İran’la nükleer anlaşmaya da değinen Tillerson, İran’ın “iyi bir komşu olma ve balistik füze testlerini sona erdirme” çağrısını içeren anlaşmanın ruhunu ihlal ettiğini savundu. Tillerson, ülkesinin müttefiklerle birlikte çalışarak İran’ın bölgedeki yayılmacı çabalarına karşı koymaya niyetli olduğunu belirtti.
Amerikalı bakan, Suriye barış görüşmeleri için gerekli koşulları yaratmak için de Rusya ve diğerleriyle çalıştıklarını, IŞİD’in yenilgiye uğratılmasından sonra Suriye’de yeni bir iç savaşın patlak vermesini önlemeyi umduklarını da söyledi.
"ESAD’IN SURİYE’NİN GELECEĞİNDE YERİ YOK"
ABD’nin Suriye’nin gelecekteki idaresinde Esat rejiminin bir rol görmemeye devam ettiğini söyleyen Tillerson, Suriye’de oluşturulan ilk çatışmasızlık bölgelerini ülkenin diğer kesimlerinde de uygulamak istediklerini ifade etti. Tillerson, Suriye’deki İranlı savaşçıların ülkeleri geri dönmesi gerektiği uyarısında da bulundu.
ABD’nin dünyanın ikinci büyük ekonomisi haline gelen Çin’le ilişkilerde de önemli bir noktada olduğunu kaydeden Tillerson, gelecekte bu ilişkileri nasıl tanımlayacaklarına dair çalışmalar yürüttüklerini söyledi.

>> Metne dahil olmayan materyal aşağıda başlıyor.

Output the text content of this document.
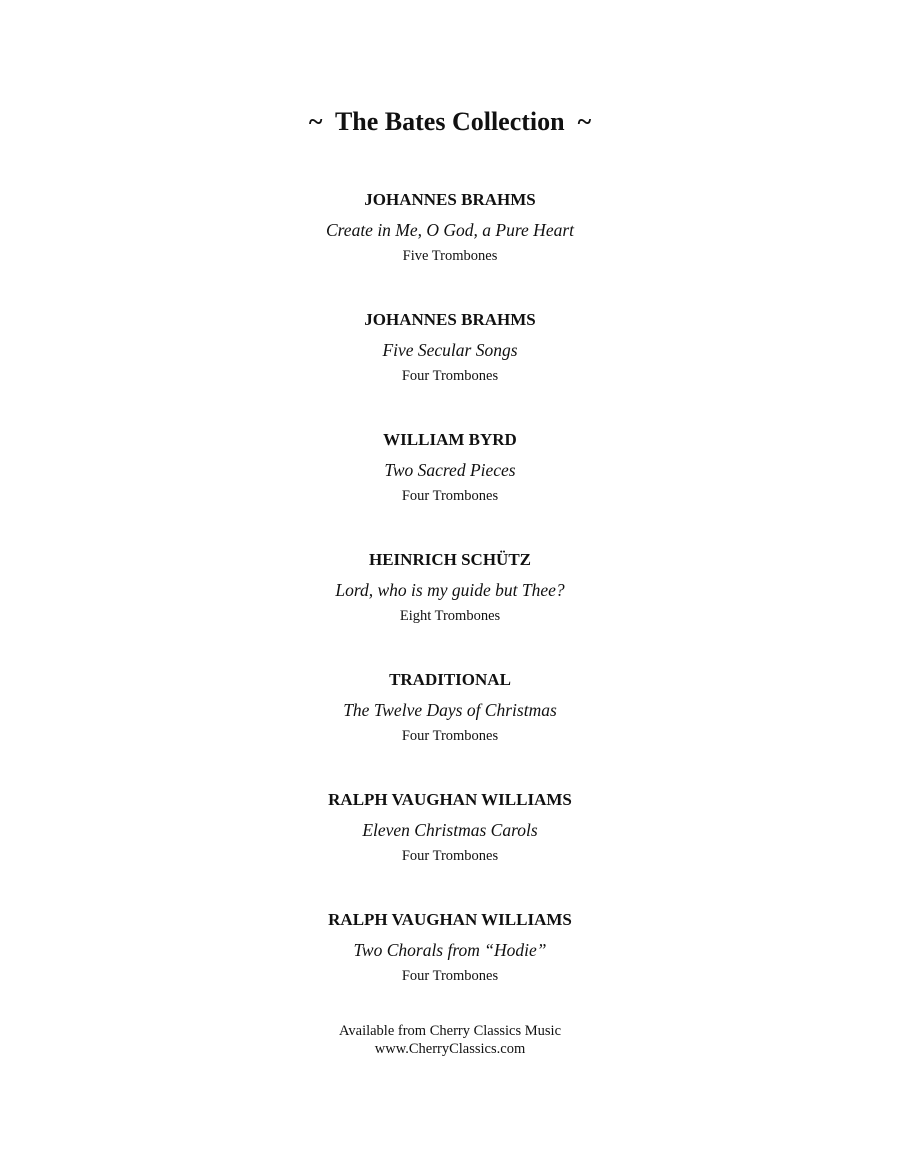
~  The Bates Collection  ~
JOHANNES BRAHMS
Create in Me, O God, a Pure Heart
Five Trombones
JOHANNES BRAHMS
Five Secular Songs
Four Trombones
WILLIAM BYRD
Two Sacred Pieces
Four Trombones
HEINRICH SCHÜTZ
Lord, who is my guide but Thee?
Eight Trombones
TRADITIONAL
The Twelve Days of Christmas
Four Trombones
RALPH VAUGHAN WILLIAMS
Eleven Christmas Carols
Four Trombones
RALPH VAUGHAN WILLIAMS
Two Chorals from “Hodie”
Four Trombones
Available from Cherry Classics Music
www.CherryClassics.com
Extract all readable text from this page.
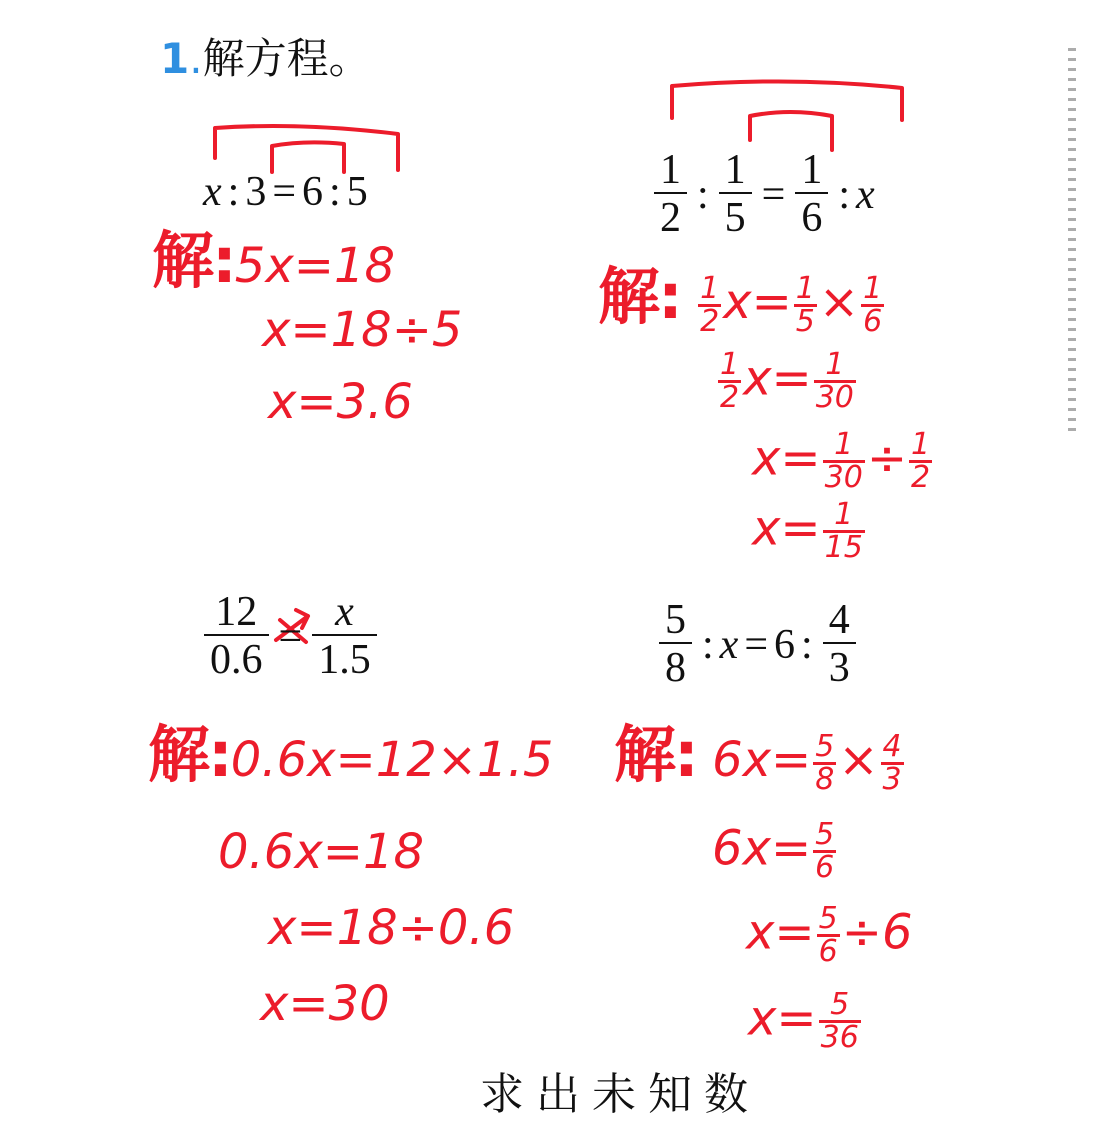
1.解方程。
x : 3 = 6 : 5
解:5x=18
x=18÷5
x=3.6
$\frac{1}{2}$ : $\frac{1}{5} = \frac{1}{6}$ : x
解: $\frac{1}{2} x= \frac{1}{5} \times \frac{1}{6}$
$\frac{1}{2} x= \frac{1}{30}$
$x= \frac{1}{30} \div \frac{1}{2}$
$x= \frac{1}{15}$
$\frac{12}{0.6} = \frac{x}{1.5}$
解:0.6x=12×1.5
0.6x=18
x=18÷0.6
x=30
$\frac{5}{8}$ : x = 6 : $\frac{4}{3}$
解: $6x= \frac{5}{8} \times \frac{4}{3}$
$6x= \frac{5}{6}$
$x= \frac{5}{6} \div 6$
$x= \frac{5}{36}$
求出未知数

Tillerson, Kuzey Kore krizinden Çin’i suçlamadıklarını ama Pekin’den Pyongyang üzerindeki ekonomik nüfuzunu kullanmasını istediklerini belirtti. Tillerson, Venezuela’da muhalefet liderlerinin yeniden tutuklanmasının “çok alarm verici” olduğunu da kaydetti.